Sein Ziel bleibt klar: „Ich will wieder arbeiten. Am liebsten würde ich ein kleines Projekt starten, mit dem ich meine Familie versorgen kann.“

„Verliert niemals die Hoffnung“

Osama weiß, wie dunkel die Tage werden können – und trotzdem gibt er seine Hoffnung nicht auf. An andere Betroffene richtet er eine klare Botschaft:
„Verliert niemals die Hoffnung. Das Leben muss weitergehen – egal, wie schwer es ist.“

Die gewaltige Herausforderung der Minenräumung in Syrien

Die Räumung Syriens von Minen und explosiven Kriegsresten wird Jahrzehnte dauern. Der Grad der Verseuchung ist enorm. In Regionen wie Deir-Ezzor, Idlib oder Aleppo, die fast 14 Jahre Krieg hinter sich haben, ist die Lage besonders dramatisch.
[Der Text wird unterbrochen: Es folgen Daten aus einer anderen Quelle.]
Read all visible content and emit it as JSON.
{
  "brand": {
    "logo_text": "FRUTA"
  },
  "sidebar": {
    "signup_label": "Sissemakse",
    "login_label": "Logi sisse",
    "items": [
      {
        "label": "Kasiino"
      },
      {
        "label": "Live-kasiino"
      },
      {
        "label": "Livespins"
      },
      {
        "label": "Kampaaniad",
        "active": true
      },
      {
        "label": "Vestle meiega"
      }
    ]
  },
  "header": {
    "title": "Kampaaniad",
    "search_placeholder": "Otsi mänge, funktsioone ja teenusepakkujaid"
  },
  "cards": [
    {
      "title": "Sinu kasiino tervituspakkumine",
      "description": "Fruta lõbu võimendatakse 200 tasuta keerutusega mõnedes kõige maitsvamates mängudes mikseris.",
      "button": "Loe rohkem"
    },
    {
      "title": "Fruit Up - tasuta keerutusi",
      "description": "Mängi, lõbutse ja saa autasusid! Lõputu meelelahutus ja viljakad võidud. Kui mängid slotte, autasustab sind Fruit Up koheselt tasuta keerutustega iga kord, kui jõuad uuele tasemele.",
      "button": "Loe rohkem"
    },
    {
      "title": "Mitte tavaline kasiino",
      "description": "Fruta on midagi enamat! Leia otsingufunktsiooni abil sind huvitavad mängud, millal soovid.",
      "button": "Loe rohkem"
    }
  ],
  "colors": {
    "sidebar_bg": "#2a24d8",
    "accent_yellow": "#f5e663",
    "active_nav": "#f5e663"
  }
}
Auch unter Wasser, in ländlichen Gebieten und in Städten müssen Minen beseitigt werden – denn sie blockieren den Zugang zu Wasserbrunnen, Flüssen und Feldern, die für das tägliche Überleben unerlässlich sind.

Seit dem Beginn des Konflikts sind durch Minen und Kriegsreste über 1.100 Menschen ums Leben gekommen, darunter fast 500 Kinder und Erwachsene – die Dunkelziffer dürfte weit höher liegen. Viele Menschen überleben nur schwer verletzt: Rund ein Viertel der Unfälle führte zu Amputationen. In Deir-Ezzor, wo nur ein einziges Krankenhaus existiert, ist die Lage besonders prekär.

Zwei Drittel der Explosionen ereignen sich auf landwirtschaftlich genutztem oder brachliegendem Land. Besonders gefährlich wird es, wenn Bewohner versuchen, Minen selbst zu entfernen – ohne Schutz und ohne Fachkenntnis.